« La paix est toujours plus profitable que la guerre. La paix ça vient avec le commerce, c’est les entrepôts remplis, c’est les impôts qui construisent des ponts et des routes au lieu de bombardes et de frégates.
Mais c’est plus profitable pour les honnêtes gens que pour les contrebandiers. »
Et elle offrit un sourire… Étrange. Surcouf était incapable de savoir si Hylke avait dit ça pour être taquine, pour le provoquer, ou pour l’insulter. Les femmes avaient ce pouvoir, les troubadours de Bretonnie en étaient certains.
« La Bretonnie est un pays si beau, et si prospère. Il pourrait être tellement plus si seulement ses aristocrates le voulaient.
À moins que ta nation n’est prospère que parce qu’elle est horrible. Savais-tu que la Bretonnie inondait tous les marchés du Vieux Monde avec de la matière agricole ? Le vin d’Aquitanie, le blé de Bastogne, la laine de Gasconnie… ils mêlent la quantité et la qualité, en si grand nombre que les paysans de l’Empire ont du mal à joindre les deux bouts — les taxes punitives décidées par Karl-Franz ne sont pas qu’une simple mesure de rétorsion, c’est aussi une mesure très populaire auprès du peuple, mais terrible pour les manufacturiers et les aristocrates.
La Bretonnie peut se permettre cette puissance, car des millions de serfs travaillent à créer du surplus d’exportation. Régulièrement, il y a des disettes dans les bourgs Bretonniens, alors que Salzenmund ou Bilbali débordent de froment.
Qu’en penses-tu, Dan ? Est-ce que tu souhaites simplement avoir ta part du gâteau, là-dedans ? Haendryk t’y encouragerais. »
Elle parlait du Dieu des affaires et du business, celui que les Bretonniens connaissaient sous le nom de Affairiche. Les rumeurs disaient aussi que Haendryk n’était pas un vrai Dieu, mais un simple déguisement endossé par son « frère », Ranald le malicieux voleur.
Haendryk ne roulait ni pour la justice, ni pour la révolte, ni pour changer le monde. Il voulait juste se faire ses dividendes. C’était un culte d’État à Marienburg, pour de très bonnes raisons.
Hylke grinça des dents. Un des coqs venait enfin de mourir, et alors les parieurs firent un vacarme assourdissant : des sifflets et des cris de joie pour les gagnants, des vociférations et des coups sur la barricade pour les perdants. Et alors les bookmakers s’agitaient dans tous les sens, tandis qu’un gros monsieur debout sur une chaise annonçait les prochains combats.

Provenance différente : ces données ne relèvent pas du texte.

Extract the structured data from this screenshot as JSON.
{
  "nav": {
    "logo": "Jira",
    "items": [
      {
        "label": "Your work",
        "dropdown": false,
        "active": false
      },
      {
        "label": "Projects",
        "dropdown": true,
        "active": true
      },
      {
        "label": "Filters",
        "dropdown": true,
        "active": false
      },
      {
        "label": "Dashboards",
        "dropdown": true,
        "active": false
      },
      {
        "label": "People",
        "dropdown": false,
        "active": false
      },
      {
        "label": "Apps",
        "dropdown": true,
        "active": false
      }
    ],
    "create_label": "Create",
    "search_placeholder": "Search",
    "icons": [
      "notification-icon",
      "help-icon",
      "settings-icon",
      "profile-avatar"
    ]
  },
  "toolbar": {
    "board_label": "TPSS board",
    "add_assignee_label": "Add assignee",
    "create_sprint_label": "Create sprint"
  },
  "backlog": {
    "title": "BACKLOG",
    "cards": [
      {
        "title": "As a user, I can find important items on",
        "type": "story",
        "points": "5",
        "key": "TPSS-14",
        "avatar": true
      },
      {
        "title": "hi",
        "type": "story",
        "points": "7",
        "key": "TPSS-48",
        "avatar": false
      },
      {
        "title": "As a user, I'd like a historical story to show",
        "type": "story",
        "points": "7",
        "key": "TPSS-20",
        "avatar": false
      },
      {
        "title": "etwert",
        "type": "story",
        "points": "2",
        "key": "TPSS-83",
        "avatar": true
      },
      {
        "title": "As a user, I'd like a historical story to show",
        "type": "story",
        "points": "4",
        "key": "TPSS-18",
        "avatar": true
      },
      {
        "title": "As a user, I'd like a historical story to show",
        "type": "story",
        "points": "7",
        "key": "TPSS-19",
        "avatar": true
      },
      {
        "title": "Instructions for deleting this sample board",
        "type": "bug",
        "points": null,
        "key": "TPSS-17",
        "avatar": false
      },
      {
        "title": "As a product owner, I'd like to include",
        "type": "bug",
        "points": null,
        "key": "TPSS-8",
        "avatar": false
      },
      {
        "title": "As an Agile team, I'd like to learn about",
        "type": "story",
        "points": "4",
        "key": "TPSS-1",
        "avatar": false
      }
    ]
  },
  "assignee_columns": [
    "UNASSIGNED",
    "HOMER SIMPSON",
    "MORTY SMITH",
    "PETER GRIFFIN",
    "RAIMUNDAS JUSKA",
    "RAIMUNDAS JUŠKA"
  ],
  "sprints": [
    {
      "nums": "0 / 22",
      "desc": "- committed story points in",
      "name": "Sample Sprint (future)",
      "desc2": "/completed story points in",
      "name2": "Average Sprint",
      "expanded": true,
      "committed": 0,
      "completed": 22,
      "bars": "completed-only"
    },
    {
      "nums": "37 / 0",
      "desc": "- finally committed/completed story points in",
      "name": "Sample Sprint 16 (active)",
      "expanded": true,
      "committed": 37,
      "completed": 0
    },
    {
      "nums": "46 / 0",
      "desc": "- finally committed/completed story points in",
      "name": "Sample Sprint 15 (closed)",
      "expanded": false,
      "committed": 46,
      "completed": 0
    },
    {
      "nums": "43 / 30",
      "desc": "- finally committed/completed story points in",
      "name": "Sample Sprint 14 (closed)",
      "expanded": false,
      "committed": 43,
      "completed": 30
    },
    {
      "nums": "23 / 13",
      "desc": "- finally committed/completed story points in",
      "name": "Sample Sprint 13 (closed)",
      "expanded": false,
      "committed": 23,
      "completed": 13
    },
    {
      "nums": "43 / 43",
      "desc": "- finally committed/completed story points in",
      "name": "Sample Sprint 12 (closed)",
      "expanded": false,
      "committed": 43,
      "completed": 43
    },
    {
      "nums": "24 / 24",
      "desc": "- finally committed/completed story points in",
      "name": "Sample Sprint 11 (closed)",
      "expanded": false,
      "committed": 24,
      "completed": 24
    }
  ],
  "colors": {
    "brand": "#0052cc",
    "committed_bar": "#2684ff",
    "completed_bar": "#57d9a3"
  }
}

Au milieu de ce tumulte, Surcouf découvrit un visage familier.
Foucaud de Banterlu, chevalier errant. S’il y avait des chevaliers Bretonniens qui étaient des chics types, même si un peu naïfs, Foucaud n’était pas de cette trempe-là. Fils d’une famille très pauvre (Surcouf n’avait pour tout dire plus aucune idée de quel duché cette raclure venait), il avait décidé de se faire un peu de fric en servant de passeur de serfs ; il aidait des paysans à fuir et à trouver des refuges avant d’embarquer sur un navire.
La justice avait fini par le retrouver, et plutôt que de rester pour subir son jugement comme un homme, il prit la décision de cavaler à toute vitesse et de rejoindre Marienburg, comme un énième exilé comme on en trouvait partout dans cette ville.
Plein de rumeurs circulaient à son sujet, notamment que plusieurs fois, il avait empoché l’argent de serfs avant de les foutre dans une barge pourrie achetée pour une bouchée de pain, puis de l’abandonner en haute-mer. Il avait probablement tué un paquet de gens comme ça. Surcouf avait travaillé avec lui sur une affaire l’année passée ; Foucaud était resté dans ses souvenirs comme quelqu’un de sacrément désagréable, qui exigeait du respect et du « monseigneur ». Nul doute que ça aurait eu du sens en Bretonnie. Pas dans la République du Jutonesryk, où tous les privilèges avaient été abolis, et où les nobles passaient devant les mêmes tribunaux que les roturiers.
Mais Foucaud était un des lieutenants de Saint-Räzell. Une brute efficace pour la bagarre, et bizarrement maline pour connaître les bas-fonds de la ville. Il était une de ces personnes avec qui il fallait bien bosser quand on embrassait le crime.
Surcouf pouvait tenter de lui parler, à moins qu’il n’en ait aucune envie.